Bed and Breakfast Inns of North America


CRESCENT BUTTERHORNS

From the kitchen of
Beckwood Pond Bed and Breakfast

Putney, Vermont

 

Ingredients

  • Dough:
  • 2 cups sifted flour
  • 1/2 pound butter, softened
  • 1 egg yolk
  • 3/4 cup sour cream

  • Filling:
  • 3/4 cup sugar
  • 1 tsp cinnamon
  • 3/4 cup finely chopped nuts

Directions

    Pour flour into bowl. Cut butter into small pieces and mix into flour with your hands. Add egg yolk and sour cream and mix together with a large spoon. Roll dough into a ball and wrap in wax paper or plastic wrap. Refrigerate overnight.

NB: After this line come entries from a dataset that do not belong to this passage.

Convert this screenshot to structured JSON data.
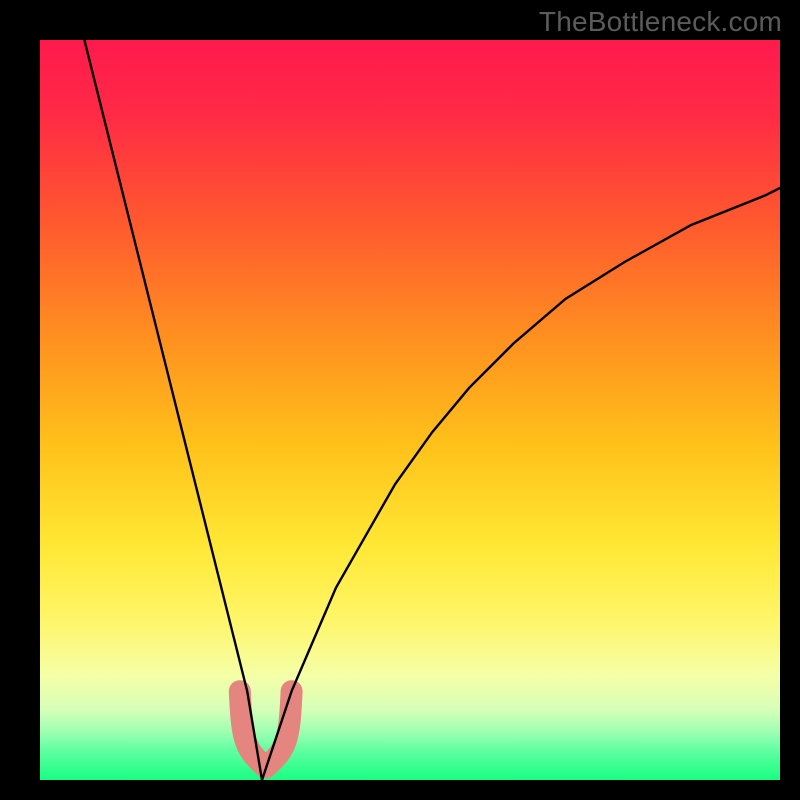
{
  "watermark": "TheBottleneck.com",
  "colors": {
    "top": "#ff1a4d",
    "mid_upper": "#ff6a2a",
    "mid": "#ffd21f",
    "mid_lower": "#ffef66",
    "pale": "#f6ffb0",
    "green_light": "#8dffad",
    "green": "#16ff7e",
    "curve": "#000000",
    "blob": "#e4867f",
    "frame": "#000000"
  },
  "gradient_stops": [
    {
      "offset": 0.0,
      "color": "#ff1a4d"
    },
    {
      "offset": 0.1,
      "color": "#ff2a45"
    },
    {
      "offset": 0.25,
      "color": "#ff5a2e"
    },
    {
      "offset": 0.4,
      "color": "#ff8f20"
    },
    {
      "offset": 0.55,
      "color": "#ffc21a"
    },
    {
      "offset": 0.68,
      "color": "#ffe733"
    },
    {
      "offset": 0.78,
      "color": "#fff566"
    },
    {
      "offset": 0.86,
      "color": "#f5ffa8"
    },
    {
      "offset": 0.905,
      "color": "#d6ffb8"
    },
    {
      "offset": 0.935,
      "color": "#9dffb3"
    },
    {
      "offset": 0.962,
      "color": "#5cffa0"
    },
    {
      "offset": 1.0,
      "color": "#18ff82"
    }
  ],
  "chart_data": {
    "type": "line",
    "title": "",
    "xlabel": "",
    "ylabel": "",
    "xlim": [
      0,
      100
    ],
    "ylim": [
      0,
      100
    ],
    "notch_x": 30,
    "series": [
      {
        "name": "left-branch",
        "x": [
          6,
          8,
          10,
          12,
          14,
          16,
          18,
          20,
          22,
          24,
          26,
          28,
          29,
          30
        ],
        "y": [
          100,
          92,
          84,
          76,
          68,
          60,
          52,
          44,
          36,
          28,
          20,
          12,
          6,
          0
        ]
      },
      {
        "name": "right-branch",
        "x": [
          30,
          32,
          34,
          37,
          40,
          44,
          48,
          53,
          58,
          64,
          71,
          79,
          88,
          98,
          100
        ],
        "y": [
          0,
          6,
          12,
          19,
          26,
          33,
          40,
          47,
          53,
          59,
          65,
          70,
          75,
          79,
          80
        ]
      }
    ],
    "highlight_region": {
      "name": "salmon-blob",
      "description": "rounded U-shaped marker at the curve minimum",
      "approx_x_range": [
        27,
        34
      ],
      "approx_y_range": [
        0,
        12
      ]
    }
  }
}
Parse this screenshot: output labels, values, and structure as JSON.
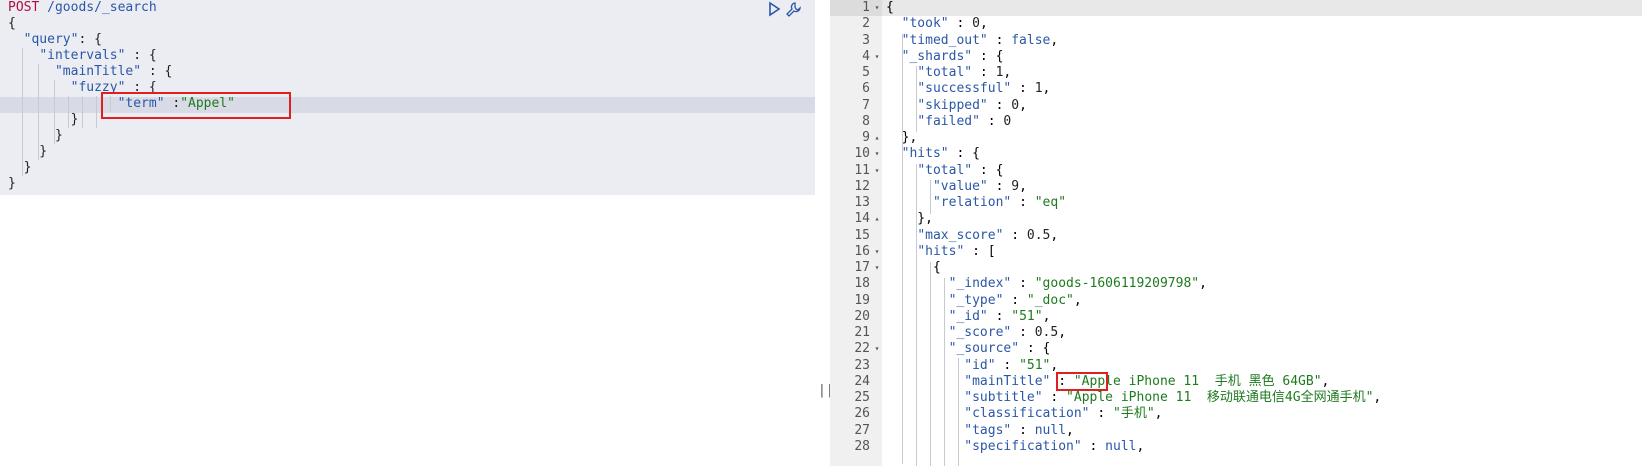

    In the morning, cut ball of dough into four equal pieces. On a lightly floured board roll each ball into a thin circle. Mix filling ingredients together in a small bowl. Sprinkle 1/4 of mixture on top of each circle.

    Cut into eight triangles and beginning at wide end, roll each triangle up and then gently bend into crescent shape. Bake on lightly greased baking sheet at 350 degrees until lightly browned, 20-25 minutes.

    Yield: 32 Crescents

     

    Submitted by Helene and Alan Saxby on 1/31/02.